February 3, 2012

Newborn Genetic Testing Programs Confront Genetic Privacy Concerns

One of the flashpoints in ongoing controversies over genetic testing is the state newborn screening programs which mandate the collection of blood samples from babies to be tested for a panel of genetic and congenital disorders. These dried blood samples, which represent a fairly comprehensive biological repository of the population, have been collected since the 1960’s and can be characterized today as a “biobank.” As informational privacy is increasingly recognized as a right in the era of genetic-based medicine, the older newborn screening laws are colliding with modern genetic privacy laws. Many states lack any procedures for obtaining parental consent for the retention or future use of the dried blood samples. This was the basis for two lawsuits, in Minnesota and Texas, in which parents challenged the practice of indefinite retention of the newborn blood samples as a violation of laws guaranteeing genetic privacy or parental consent. Settlement of the Texas lawsuit resulted in the destruction of 5 million samples that had been collected since 2002, but were retained without parental consent.

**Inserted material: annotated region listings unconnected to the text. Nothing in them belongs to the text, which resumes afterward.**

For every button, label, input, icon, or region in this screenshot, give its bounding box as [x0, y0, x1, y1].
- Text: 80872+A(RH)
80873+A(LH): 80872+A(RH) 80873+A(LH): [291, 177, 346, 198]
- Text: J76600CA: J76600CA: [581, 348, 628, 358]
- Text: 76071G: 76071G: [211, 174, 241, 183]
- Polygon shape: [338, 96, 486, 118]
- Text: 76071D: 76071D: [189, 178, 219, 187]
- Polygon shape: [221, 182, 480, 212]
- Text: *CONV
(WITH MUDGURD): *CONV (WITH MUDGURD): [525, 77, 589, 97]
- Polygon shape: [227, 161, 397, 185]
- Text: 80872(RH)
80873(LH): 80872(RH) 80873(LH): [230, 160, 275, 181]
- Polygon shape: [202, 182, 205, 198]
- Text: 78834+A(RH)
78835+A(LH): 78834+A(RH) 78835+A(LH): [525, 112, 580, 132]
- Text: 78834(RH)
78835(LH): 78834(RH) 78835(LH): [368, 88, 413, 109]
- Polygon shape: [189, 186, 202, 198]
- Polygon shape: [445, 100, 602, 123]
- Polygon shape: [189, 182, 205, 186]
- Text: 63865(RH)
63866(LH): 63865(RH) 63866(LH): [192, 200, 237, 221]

In the Minnesota lawsuit, which pitted the state’s Genetic Privacy Act against the newborn screening law, the court decision will at least result in the destruction of samples that were retained without parental consent since the ruling in 2011, and may result in the destruction of the approximately one million samples stored in the biobank since 1997.

The American College of Medical Genetics (ACMG) has asserted that the newborn samples can be retained with sufficient privacy protections, and that the retention of samples provides a source of material for the development and evaluation of future tests: "Such destruction of dried blood spots would significantly and negatively impact the quality and development of newborn screening programs.” While actual test results are reported to parents, according to the ACMG, the use of these samples for future research in a privacy-protective manner can be done by “use of either anonymized (no individual identifying link is retained) or deidentified (individual identity link retained and privacy and confidentiality maintained under the stewardship of the public health programs) dried blood spots.”  But that's the technical implementation. These lawsuits challenge whether parental consent has been obtained and provide a cautionary tale for other jurisdictions. Thus, we may see more attempts by the states to formalize consent protocols in the newborn screening programs in order to capture the emerging concerns over genetic privacy while forestalling the possibility that existing biobanks which developed in an earlier era but hold a wealth of population-wide medical information might be destroyed through court order. It’s clear that the absence of procedural (and now legal) rigor in these programs, coupled with increasing public sensitivity to all kinds of data privacy (including genetic) will undermine confidence and participation in these programs. Moreover, as newborn screening programs present the most ubiquitous contact that the general public has with genetic testing, the care and diligence in their administration certainly shapes the more generalized public view of genetic testing and its promises or drawbacks.